President Bush said Wednesday he was open to "across-the-board spending cuts" in the federal budget to help trim the deficit and still pay for hurricane assistance.

"We don't have to put our plans to cut the deficit on hold," Bush said in a speech to the Economic Club of Washington. "We have to reduce unnecessary spending in the budget."

Bush said he was working with congressional Republicans for "significant reductions in mandatory and discretionary spending." Some conservative lawmakers have been taken aback by the level of spending of the Bush administration, including recent projections of up to $200 billion in aid to help the Gulf Coast and New Orleans rebuild after Hurricane Katrina.

"I encourage Congress to push the envelope when it comes to cutting spending," Bush said.

In a wide-ranging speech on the U.S. economy that touched on everything from Social Security to health care, Bush was relentlessly upbeat, saying his pro-growth policies have worked to keep the economy strong even with such challenges as the Sept. 11, 2001, terrorist attacks, a recession and the bursting of the stock market bubble.

Bush said the federal deficit was $108 billion less than expected this year. He said his tax cuts have helped increase personal disposable income by nearly $1,900 per capita and pushed productivity growth to its fastest rate in nearly 40 years.

During the speech, Bush also announced that he had signed a law protecting such gun makers as Smith & Wesson Holding Corp. from negligence lawsuits brought by victims of shootings and local governments.

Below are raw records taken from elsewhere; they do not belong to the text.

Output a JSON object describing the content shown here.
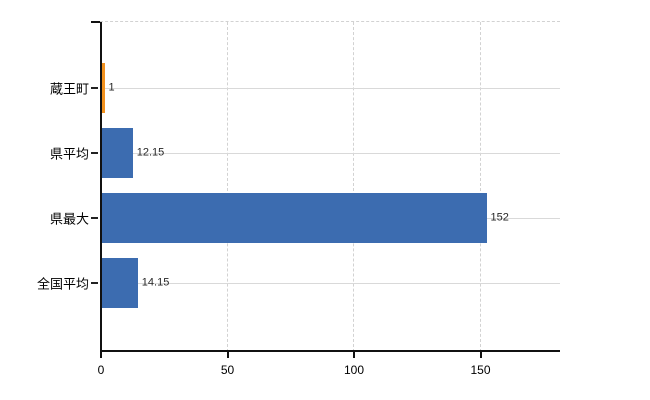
{
  "chart_data": {
    "type": "bar",
    "orientation": "horizontal",
    "title": "",
    "xlabel": "",
    "ylabel": "",
    "categories": [
      "蔵王町",
      "県平均",
      "県最大",
      "全国平均"
    ],
    "values": [
      1,
      12.15,
      152,
      14.15
    ],
    "value_labels": [
      "1",
      "12.15",
      "152",
      "14.15"
    ],
    "x_ticks": [
      0,
      50,
      100,
      150
    ],
    "x_tick_labels": [
      "0",
      "50",
      "100",
      "150"
    ],
    "xlim": [
      0,
      182
    ],
    "legend": "none",
    "grid": {
      "vertical": "dashed",
      "horizontal": "solid, one line per category center",
      "plot_top_border": "dashed"
    },
    "colors": {
      "bar_colors": [
        "#f1911e",
        "#3c6cb0",
        "#3c6cb0",
        "#3c6cb0"
      ],
      "highlight_color": "#f1911e",
      "default_bar_color": "#3c6cb0",
      "gridline": "#d2d2d2",
      "axis": "#111111",
      "category_label": "#000000",
      "value_label": "#262626",
      "background": "#ffffff"
    }
  }
}
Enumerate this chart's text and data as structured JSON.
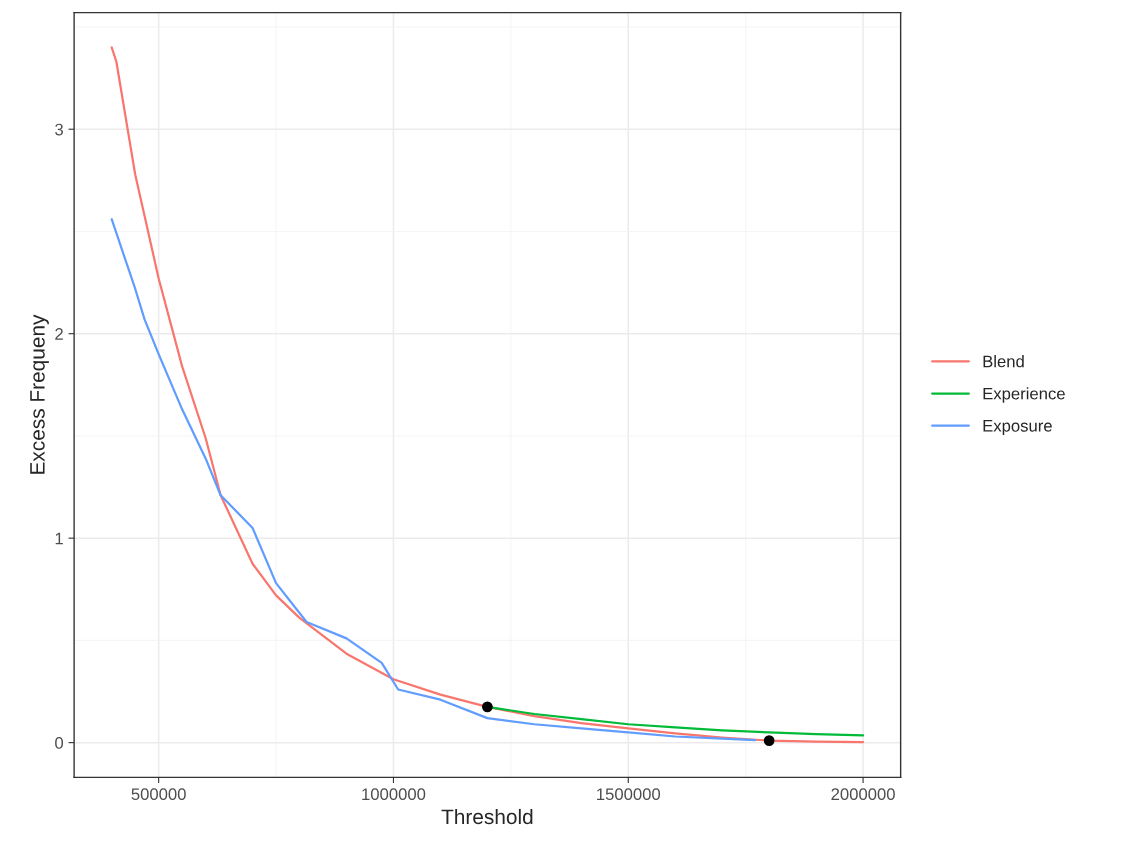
{
  "chart_data": {
    "type": "line",
    "xlabel": "Threshold",
    "ylabel": "Excess Frequeny",
    "xlim": [
      320000,
      2080000
    ],
    "xticks": [
      500000,
      1000000,
      1500000,
      2000000
    ],
    "ylim": [
      -0.17,
      3.57
    ],
    "yticks": [
      0,
      1,
      2,
      3
    ],
    "grid": true,
    "legend": "right",
    "marker": "none",
    "line_style": "solid",
    "series": [
      {
        "name": "Blend",
        "color": "#f8766d",
        "x": [
          400000,
          410000,
          450000,
          500000,
          550000,
          600000,
          632000,
          700000,
          750000,
          800000,
          900000,
          1000000,
          1100000,
          1200000,
          1300000,
          1400000,
          1500000,
          1600000,
          1700000,
          1800000,
          1900000,
          2000000
        ],
        "values": [
          3.4,
          3.33,
          2.78,
          2.27,
          1.84,
          1.49,
          1.21,
          0.875,
          0.72,
          0.61,
          0.435,
          0.31,
          0.235,
          0.175,
          0.13,
          0.095,
          0.07,
          0.045,
          0.025,
          0.01,
          0.005,
          0.003
        ]
      },
      {
        "name": "Experience",
        "color": "#00ba38",
        "x": [
          1200000,
          1300000,
          1400000,
          1500000,
          1600000,
          1700000,
          1800000,
          1900000,
          2000000
        ],
        "values": [
          0.175,
          0.14,
          0.115,
          0.09,
          0.075,
          0.06,
          0.05,
          0.042,
          0.035
        ]
      },
      {
        "name": "Exposure",
        "color": "#619cff",
        "x": [
          400000,
          450000,
          470000,
          500000,
          550000,
          600000,
          632000,
          700000,
          750000,
          815000,
          900000,
          975000,
          1010000,
          1100000,
          1200000,
          1300000,
          1400000,
          1500000,
          1600000,
          1700000,
          1770000
        ],
        "values": [
          2.56,
          2.22,
          2.07,
          1.9,
          1.63,
          1.39,
          1.21,
          1.05,
          0.78,
          0.59,
          0.51,
          0.39,
          0.26,
          0.21,
          0.12,
          0.09,
          0.07,
          0.05,
          0.03,
          0.02,
          0.012
        ]
      },
      {
        "type": "scatter",
        "color": "#000000",
        "marker": "circle",
        "x": [
          1200000,
          1800000
        ],
        "values": [
          0.175,
          0.01
        ]
      }
    ]
  }
}
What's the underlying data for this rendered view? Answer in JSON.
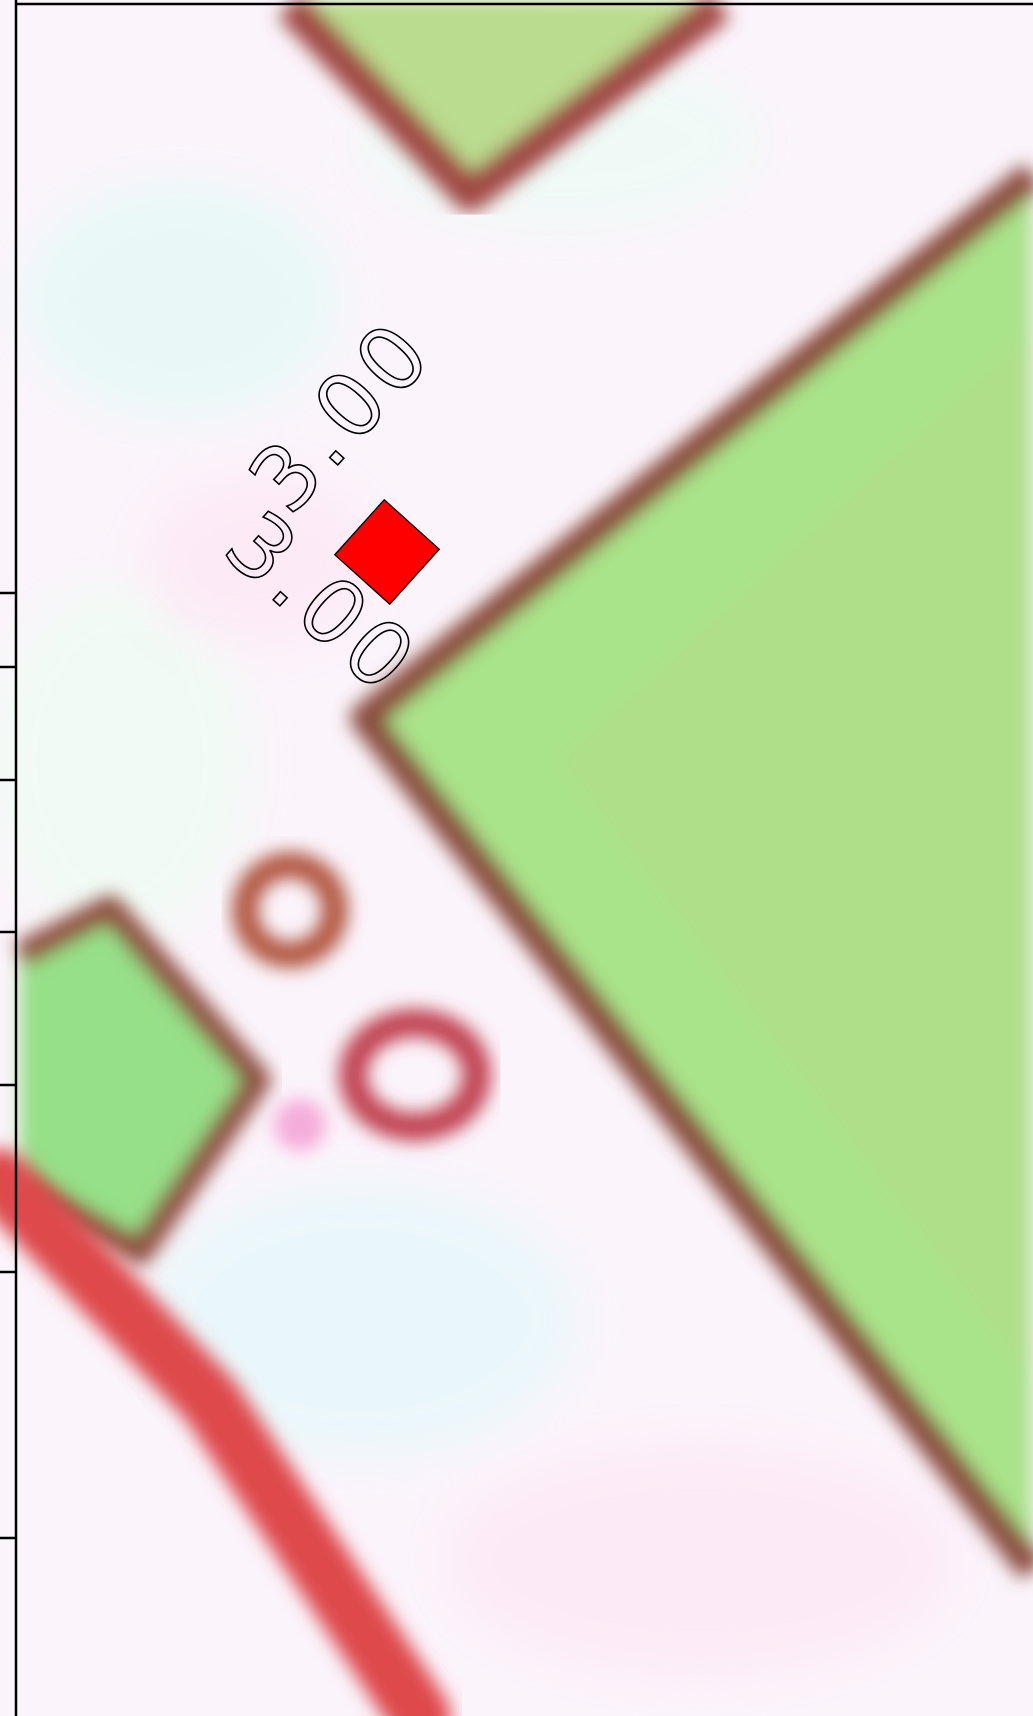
{
  "map": {
    "dimension_labels": [
      "3.00",
      "3.00"
    ],
    "marker": {
      "shape": "square",
      "color": "#ff0000",
      "name": "site-marker"
    },
    "colors": {
      "background": "#fbf4fb",
      "vegetation": "#a8e48c",
      "vegetation_dark": "#8fd880",
      "boundary": "#9a4a3e",
      "boundary_red": "#e0484a",
      "pale_cyan": "#e8faf8",
      "pale_pink": "#fde8f4"
    }
  }
}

"I signed a bill today that said if you manufacture a legal product you shouldn't get sued for it," Bush said. The Senate adopted the bill 65-31 on July 29 and the House of Representatives voted 283-144 to pass it on Oct. 20.

The law shields gun manufacturers and dealers from negligence lawsuits. The cities of New York and Los Angeles are among U.S. cities that have sought billions of dollars in claims alleging industry negligence in selling rifles and handguns to criminals. The bill was the top legislative priority for the National Rifle Association.